300 DPI is the minimum for clean post-1990 printed books. Use 400 DPI for newspapers and pre-1990 material. Use 600 DPI for faded letterpress prints, Sanchipat manuscripts, or heavily degraded documents. Higher DPI than necessary will not improve accuracy beyond a point but significantly increases file size and processing time.
Should I scan Assamese documents in grayscale or black and white?
Scan in grayscale (8-bit) and let the OCR software or a preprocessing step perform binarization. Scanning directly to binary (1-bit black and white) bakes a single global threshold into the image, which loses detail on uneven pages. Grayscale preserves this information and allows adaptive binarization to recover faint strokes.
How do I fix a skewed scan before running Assamese OCR?
Use deskewing software (DRISTI includes automatic deskew, or use tools like ScanTailor or GIMP's Rotate by fixed angle). Even a 1–2 degree tilt causes the Shirorekha to angle across columns, breaking character segmentation. Pages rotated more than 5 degrees from horizontal see significant accuracy drops in Assamese OCR.
Can I use a phone camera instead of a flatbed scanner for Assamese OCR?
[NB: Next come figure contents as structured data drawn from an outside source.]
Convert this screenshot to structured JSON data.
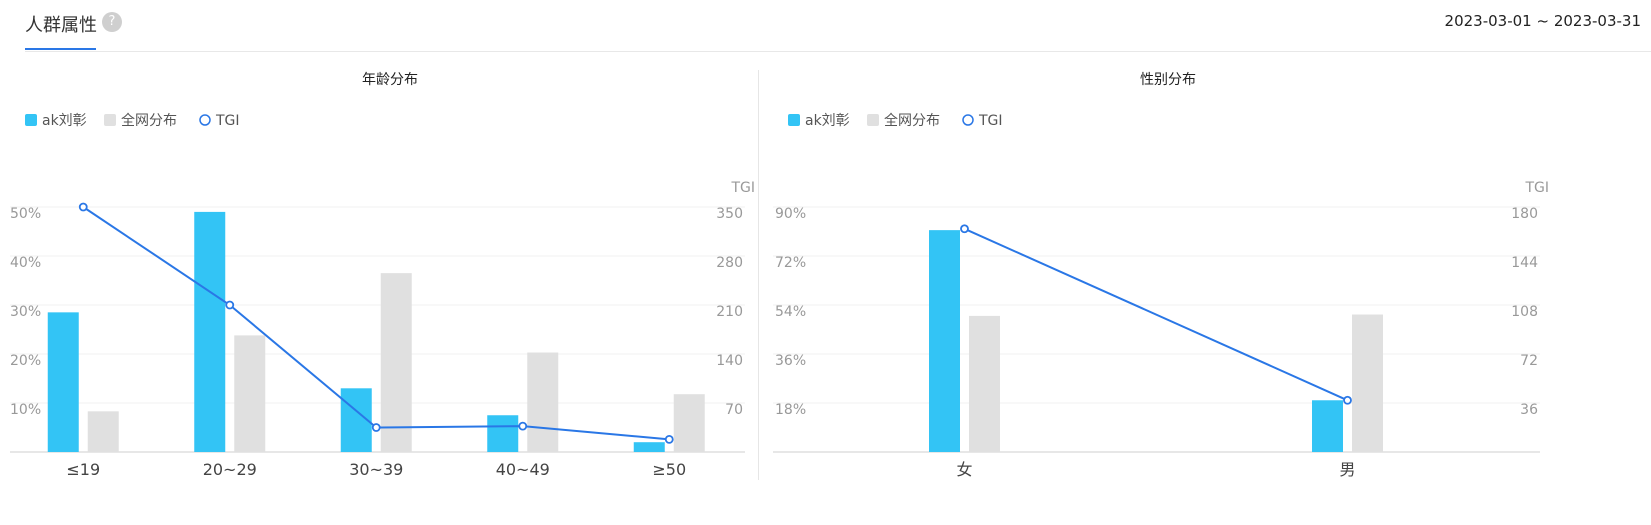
{
  "header": {
    "title": "人群属性",
    "help_icon": "question-circle-icon",
    "date_range": "2023-03-01 ~ 2023-03-31"
  },
  "legend": {
    "items": [
      {
        "label": "ak刘彰",
        "color": "#33c4f5",
        "shape": "square"
      },
      {
        "label": "全网分布",
        "color": "#e0e0e0",
        "shape": "square"
      },
      {
        "label": "TGI",
        "color": "#2a77e6",
        "shape": "circle"
      }
    ]
  },
  "colors": {
    "primary": "#33c4f5",
    "secondary": "#e0e0e0",
    "tgi": "#2a77e6"
  },
  "chart_data": [
    {
      "type": "bar",
      "title": "年龄分布",
      "categories": [
        "≤19",
        "20~29",
        "30~39",
        "40~49",
        "≥50"
      ],
      "series": [
        {
          "name": "ak刘彰",
          "values": [
            28.5,
            49,
            13,
            7.5,
            2
          ]
        },
        {
          "name": "全网分布",
          "values": [
            8.3,
            23.8,
            36.5,
            20.3,
            11.8
          ]
        },
        {
          "name": "TGI",
          "type": "line",
          "axis": "right",
          "values": [
            350,
            210,
            35,
            37,
            18
          ]
        }
      ],
      "yleft": {
        "ylim": [
          0,
          50
        ],
        "ticks": [
          "10%",
          "20%",
          "30%",
          "40%",
          "50%"
        ]
      },
      "yright": {
        "label": "TGI",
        "ylim": [
          0,
          350
        ],
        "ticks": [
          "70",
          "140",
          "210",
          "280",
          "350"
        ]
      }
    },
    {
      "type": "bar",
      "title": "性别分布",
      "categories": [
        "女",
        "男"
      ],
      "series": [
        {
          "name": "ak刘彰",
          "values": [
            81.5,
            19
          ]
        },
        {
          "name": "全网分布",
          "values": [
            50,
            50.5
          ]
        },
        {
          "name": "TGI",
          "type": "line",
          "axis": "right",
          "values": [
            164,
            38
          ]
        }
      ],
      "yleft": {
        "ylim": [
          0,
          90
        ],
        "ticks": [
          "18%",
          "36%",
          "54%",
          "72%",
          "90%"
        ]
      },
      "yright": {
        "label": "TGI",
        "ylim": [
          0,
          180
        ],
        "ticks": [
          "36",
          "72",
          "108",
          "144",
          "180"
        ]
      }
    }
  ]
}
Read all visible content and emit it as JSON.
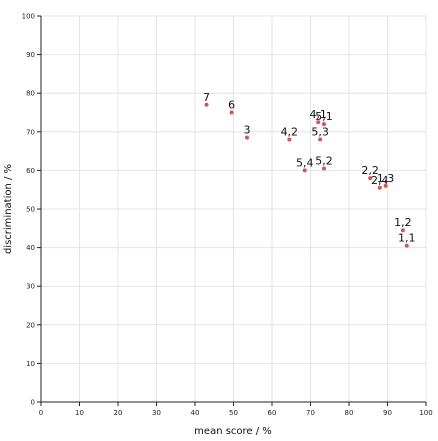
{
  "chart_data": {
    "type": "scatter",
    "xlabel": "mean score / %",
    "ylabel": "discrimination / %",
    "xlim": [
      0,
      100
    ],
    "ylim": [
      0,
      100
    ],
    "xticks": [
      "0",
      "10",
      "20",
      "30",
      "40",
      "50",
      "60",
      "70",
      "80",
      "90",
      "100"
    ],
    "yticks": [
      "0",
      "10",
      "20",
      "30",
      "40",
      "50",
      "60",
      "70",
      "80",
      "90",
      "100"
    ],
    "grid": true,
    "point_color": "#d9534f",
    "points": [
      {
        "label": "7",
        "x": 43,
        "y": 77
      },
      {
        "label": "6",
        "x": 49.5,
        "y": 75
      },
      {
        "label": "3",
        "x": 53.5,
        "y": 68.5
      },
      {
        "label": "4,2",
        "x": 64.5,
        "y": 68
      },
      {
        "label": "4,1",
        "x": 72,
        "y": 72.5
      },
      {
        "label": "5,1",
        "x": 73.5,
        "y": 72
      },
      {
        "label": "5,3",
        "x": 72.5,
        "y": 68
      },
      {
        "label": "5,4",
        "x": 68.5,
        "y": 60
      },
      {
        "label": "5,2",
        "x": 73.5,
        "y": 60.5
      },
      {
        "label": "2,2",
        "x": 85.5,
        "y": 58
      },
      {
        "label": "2,4",
        "x": 88,
        "y": 55.5
      },
      {
        "label": "1,3",
        "x": 89.5,
        "y": 56
      },
      {
        "label": "1,2",
        "x": 94,
        "y": 44.5
      },
      {
        "label": "1,1",
        "x": 95,
        "y": 40.5
      }
    ]
  }
}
Phone cameras can produce usable results if lighting is controlled (no shadows, no reflections), the document is completely flat, and the camera is held perpendicular to the page surface. Use the highest resolution setting and ensure even, diffuse lighting. For books, a book scanner stand prevents binding shadow. For archive-quality work, a flatbed scanner is strongly preferred.